"All what?"

"Why, being irresistible and radiant, of course."

"That's looking at it entirely from her point of view."

"What point of view do you suppose she looks at it from? That is, if she ever looks at it at all. And why not? They ought to be able to look after themselves—or keep away."

"I really think you're a very fair-minded girl," laughed Esther. "Very impartial."

"You have to be—living with them as much as I do."

"Do you like it?"

Judith smiled. "The situation is saved just by my not having to do it. If I had to do it for my bread-and-butter I should hate it like poison. But, thank heaven, I've four hundred a year, and if I spend the summer with them, it's because Godfrey and Margaret want me. The winter I keep for myself—Switzerland part of the time, then Rome, or Florence. So I'm quite independent, you see. I'm always a visitor. Besides, of course, nobody could be more gracious than Bernadette; graciousness is part of being irresistible."

"I really do think that being pretty improves people," said Esther.

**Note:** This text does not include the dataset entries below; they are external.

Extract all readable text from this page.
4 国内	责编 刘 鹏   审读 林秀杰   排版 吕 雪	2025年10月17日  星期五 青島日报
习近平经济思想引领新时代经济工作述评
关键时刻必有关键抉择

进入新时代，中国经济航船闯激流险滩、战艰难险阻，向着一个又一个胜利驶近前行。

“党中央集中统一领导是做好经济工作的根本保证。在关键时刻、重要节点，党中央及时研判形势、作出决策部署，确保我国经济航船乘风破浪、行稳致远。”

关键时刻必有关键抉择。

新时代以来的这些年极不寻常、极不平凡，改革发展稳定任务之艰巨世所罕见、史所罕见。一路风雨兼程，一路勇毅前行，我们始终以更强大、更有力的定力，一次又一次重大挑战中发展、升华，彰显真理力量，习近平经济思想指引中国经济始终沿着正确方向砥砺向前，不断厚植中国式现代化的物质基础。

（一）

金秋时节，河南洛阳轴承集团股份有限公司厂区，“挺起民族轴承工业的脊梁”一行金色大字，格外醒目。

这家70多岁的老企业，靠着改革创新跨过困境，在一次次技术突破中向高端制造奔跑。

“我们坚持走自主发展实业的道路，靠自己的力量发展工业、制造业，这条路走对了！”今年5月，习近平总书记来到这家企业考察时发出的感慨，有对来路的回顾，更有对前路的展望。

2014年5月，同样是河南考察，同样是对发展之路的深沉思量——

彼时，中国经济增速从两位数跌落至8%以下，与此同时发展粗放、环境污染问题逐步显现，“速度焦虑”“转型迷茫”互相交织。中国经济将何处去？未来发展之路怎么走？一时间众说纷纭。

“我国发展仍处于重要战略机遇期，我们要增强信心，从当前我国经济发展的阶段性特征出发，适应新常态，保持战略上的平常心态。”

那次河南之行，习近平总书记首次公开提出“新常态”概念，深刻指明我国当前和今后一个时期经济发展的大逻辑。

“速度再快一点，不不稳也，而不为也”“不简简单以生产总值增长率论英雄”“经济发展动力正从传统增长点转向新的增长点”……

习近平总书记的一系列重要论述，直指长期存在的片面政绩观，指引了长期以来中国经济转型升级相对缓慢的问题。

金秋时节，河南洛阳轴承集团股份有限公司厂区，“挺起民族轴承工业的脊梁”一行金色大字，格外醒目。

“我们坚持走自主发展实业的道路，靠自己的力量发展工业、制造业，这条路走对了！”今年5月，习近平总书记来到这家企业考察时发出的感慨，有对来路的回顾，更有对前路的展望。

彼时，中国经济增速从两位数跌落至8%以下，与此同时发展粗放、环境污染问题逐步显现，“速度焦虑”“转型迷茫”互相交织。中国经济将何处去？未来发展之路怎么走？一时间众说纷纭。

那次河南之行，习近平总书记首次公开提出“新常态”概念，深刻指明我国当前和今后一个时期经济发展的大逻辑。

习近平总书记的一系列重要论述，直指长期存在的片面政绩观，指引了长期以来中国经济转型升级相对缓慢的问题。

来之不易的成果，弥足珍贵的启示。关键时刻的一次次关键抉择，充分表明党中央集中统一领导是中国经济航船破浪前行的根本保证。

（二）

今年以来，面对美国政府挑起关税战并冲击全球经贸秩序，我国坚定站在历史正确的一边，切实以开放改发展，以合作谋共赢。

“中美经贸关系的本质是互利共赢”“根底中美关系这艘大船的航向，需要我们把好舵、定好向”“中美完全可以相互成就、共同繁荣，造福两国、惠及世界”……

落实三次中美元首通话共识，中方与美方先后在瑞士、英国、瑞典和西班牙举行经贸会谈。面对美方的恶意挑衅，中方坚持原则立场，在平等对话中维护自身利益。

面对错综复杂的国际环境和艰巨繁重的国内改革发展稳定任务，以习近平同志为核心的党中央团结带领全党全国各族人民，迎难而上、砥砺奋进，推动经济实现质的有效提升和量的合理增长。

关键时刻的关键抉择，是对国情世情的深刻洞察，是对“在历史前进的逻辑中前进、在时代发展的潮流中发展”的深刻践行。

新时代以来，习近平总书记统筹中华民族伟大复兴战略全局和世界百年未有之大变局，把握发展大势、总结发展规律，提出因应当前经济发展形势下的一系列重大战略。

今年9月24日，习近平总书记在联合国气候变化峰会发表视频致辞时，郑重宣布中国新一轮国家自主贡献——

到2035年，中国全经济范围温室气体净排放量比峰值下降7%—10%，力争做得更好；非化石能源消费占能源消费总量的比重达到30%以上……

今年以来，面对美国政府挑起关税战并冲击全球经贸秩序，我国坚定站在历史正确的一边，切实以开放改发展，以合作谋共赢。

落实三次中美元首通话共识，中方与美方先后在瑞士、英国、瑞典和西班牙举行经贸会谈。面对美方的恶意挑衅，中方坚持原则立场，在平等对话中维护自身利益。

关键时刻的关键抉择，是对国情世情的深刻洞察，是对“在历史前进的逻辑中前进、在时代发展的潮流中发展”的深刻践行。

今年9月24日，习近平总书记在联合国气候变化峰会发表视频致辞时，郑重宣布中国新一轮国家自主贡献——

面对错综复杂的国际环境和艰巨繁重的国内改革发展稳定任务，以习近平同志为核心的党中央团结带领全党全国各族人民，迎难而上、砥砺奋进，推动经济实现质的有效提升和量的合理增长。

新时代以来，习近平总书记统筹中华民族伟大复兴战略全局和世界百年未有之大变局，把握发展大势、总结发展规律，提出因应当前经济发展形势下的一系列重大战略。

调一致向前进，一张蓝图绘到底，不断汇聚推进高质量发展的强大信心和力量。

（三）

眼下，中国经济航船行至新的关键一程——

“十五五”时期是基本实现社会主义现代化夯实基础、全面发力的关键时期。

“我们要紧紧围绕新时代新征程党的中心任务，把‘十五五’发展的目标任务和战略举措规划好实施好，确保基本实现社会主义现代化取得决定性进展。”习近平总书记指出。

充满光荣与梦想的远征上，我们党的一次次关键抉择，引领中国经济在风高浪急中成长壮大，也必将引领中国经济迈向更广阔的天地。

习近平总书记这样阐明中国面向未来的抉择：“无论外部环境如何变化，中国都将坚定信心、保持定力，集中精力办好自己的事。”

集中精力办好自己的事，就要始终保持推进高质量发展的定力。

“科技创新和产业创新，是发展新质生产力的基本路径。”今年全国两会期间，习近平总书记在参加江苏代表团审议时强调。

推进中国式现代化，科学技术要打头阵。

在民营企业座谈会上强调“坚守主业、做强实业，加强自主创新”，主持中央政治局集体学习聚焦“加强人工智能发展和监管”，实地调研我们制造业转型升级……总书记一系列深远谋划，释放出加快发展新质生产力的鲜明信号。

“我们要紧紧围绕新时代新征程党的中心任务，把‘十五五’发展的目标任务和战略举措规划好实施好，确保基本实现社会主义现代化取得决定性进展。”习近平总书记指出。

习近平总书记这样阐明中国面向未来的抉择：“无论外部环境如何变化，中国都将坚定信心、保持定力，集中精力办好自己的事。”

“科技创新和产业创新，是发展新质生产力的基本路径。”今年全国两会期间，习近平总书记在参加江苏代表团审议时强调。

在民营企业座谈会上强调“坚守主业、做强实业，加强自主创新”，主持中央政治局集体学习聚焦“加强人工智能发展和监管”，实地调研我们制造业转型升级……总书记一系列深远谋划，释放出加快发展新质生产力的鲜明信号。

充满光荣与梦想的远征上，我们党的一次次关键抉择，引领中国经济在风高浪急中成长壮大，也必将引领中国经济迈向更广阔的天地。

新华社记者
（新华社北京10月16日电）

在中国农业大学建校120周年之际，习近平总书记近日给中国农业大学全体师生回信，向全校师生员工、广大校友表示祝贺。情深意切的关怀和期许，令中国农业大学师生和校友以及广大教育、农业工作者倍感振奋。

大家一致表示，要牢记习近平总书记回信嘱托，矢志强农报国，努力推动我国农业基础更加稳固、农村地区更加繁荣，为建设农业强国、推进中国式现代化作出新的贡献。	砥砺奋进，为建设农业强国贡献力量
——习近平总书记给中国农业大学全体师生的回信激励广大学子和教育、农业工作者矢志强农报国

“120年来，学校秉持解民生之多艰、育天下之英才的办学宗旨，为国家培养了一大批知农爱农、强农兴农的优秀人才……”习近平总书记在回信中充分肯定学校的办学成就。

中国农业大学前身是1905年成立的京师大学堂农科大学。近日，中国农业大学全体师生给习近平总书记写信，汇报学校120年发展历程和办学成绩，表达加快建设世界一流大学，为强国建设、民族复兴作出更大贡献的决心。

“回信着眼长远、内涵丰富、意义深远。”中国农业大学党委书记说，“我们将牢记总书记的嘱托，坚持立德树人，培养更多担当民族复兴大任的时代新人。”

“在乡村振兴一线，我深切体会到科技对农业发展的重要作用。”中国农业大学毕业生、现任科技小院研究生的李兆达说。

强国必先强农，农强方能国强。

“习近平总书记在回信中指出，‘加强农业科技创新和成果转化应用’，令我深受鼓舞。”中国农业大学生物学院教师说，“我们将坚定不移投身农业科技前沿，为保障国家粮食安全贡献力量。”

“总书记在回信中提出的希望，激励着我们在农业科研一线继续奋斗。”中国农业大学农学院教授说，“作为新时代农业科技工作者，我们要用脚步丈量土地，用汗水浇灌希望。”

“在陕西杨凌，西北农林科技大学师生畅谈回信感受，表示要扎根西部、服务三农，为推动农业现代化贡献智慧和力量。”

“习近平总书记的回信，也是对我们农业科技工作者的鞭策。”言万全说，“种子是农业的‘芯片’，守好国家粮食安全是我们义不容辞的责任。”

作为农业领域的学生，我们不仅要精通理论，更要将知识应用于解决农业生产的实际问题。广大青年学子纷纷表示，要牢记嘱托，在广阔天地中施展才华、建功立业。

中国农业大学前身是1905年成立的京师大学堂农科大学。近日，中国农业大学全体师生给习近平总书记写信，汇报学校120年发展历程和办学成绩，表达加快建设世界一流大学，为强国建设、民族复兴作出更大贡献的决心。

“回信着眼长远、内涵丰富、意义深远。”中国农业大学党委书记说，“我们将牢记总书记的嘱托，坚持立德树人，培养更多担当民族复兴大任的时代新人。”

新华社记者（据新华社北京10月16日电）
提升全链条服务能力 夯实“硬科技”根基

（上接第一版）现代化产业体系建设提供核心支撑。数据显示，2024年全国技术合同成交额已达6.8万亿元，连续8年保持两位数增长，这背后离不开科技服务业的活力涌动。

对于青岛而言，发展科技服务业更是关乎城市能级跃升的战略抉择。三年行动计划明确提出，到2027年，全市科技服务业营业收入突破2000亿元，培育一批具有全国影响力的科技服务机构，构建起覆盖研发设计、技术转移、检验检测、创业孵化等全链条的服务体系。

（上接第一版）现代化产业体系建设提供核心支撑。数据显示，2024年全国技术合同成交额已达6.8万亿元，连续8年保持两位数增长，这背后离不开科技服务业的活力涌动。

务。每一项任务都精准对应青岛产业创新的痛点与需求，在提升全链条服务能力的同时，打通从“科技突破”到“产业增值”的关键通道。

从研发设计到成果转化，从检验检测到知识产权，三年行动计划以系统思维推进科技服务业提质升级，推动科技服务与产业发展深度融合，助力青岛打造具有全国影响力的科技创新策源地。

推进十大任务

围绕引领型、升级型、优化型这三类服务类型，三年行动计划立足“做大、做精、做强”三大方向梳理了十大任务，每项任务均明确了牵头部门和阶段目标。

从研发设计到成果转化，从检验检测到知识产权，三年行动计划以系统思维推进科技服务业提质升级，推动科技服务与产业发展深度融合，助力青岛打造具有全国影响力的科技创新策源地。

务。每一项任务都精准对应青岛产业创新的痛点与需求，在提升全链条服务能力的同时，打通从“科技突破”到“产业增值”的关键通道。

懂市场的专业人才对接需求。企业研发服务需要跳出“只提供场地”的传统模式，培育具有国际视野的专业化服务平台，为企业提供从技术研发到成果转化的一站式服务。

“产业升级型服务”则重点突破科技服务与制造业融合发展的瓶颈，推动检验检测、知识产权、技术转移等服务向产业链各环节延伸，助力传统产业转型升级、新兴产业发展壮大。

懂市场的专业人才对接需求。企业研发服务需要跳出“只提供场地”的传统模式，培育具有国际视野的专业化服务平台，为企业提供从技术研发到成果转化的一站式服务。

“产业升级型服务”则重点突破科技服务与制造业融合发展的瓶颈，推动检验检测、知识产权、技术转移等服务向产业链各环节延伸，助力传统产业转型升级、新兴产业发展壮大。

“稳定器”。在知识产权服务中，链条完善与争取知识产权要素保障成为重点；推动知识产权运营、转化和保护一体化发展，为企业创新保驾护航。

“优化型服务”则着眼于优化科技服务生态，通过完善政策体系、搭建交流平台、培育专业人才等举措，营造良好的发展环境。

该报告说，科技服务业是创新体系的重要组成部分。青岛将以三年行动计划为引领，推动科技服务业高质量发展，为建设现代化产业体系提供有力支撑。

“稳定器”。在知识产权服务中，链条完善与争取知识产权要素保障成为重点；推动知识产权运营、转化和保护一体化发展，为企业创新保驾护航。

"Well, as far as I can see, without it there wouldn't be any Bernadette," Judith remarked, and then laughed gently at her own extravagance. "At any rate, she'd be bound to turn into something absolutely different. Something like me even, perhaps!" She laughed again, a low, pleasant, soft laugh, rather in contrast with the slightly brusque tone and the satiric vein which marked her speech. The laugh seemed to harmonise with and to belong to her eyes, which were dark, steady, and reflective; the tone and manner to fall into line with the pertness of her nose, with its little jut upwards, and with the scornful turn of her upper lip. Her figure and movements perhaps helped the latter impression too; she inclined to thinness, and her gestures were quick and sometimes impatient.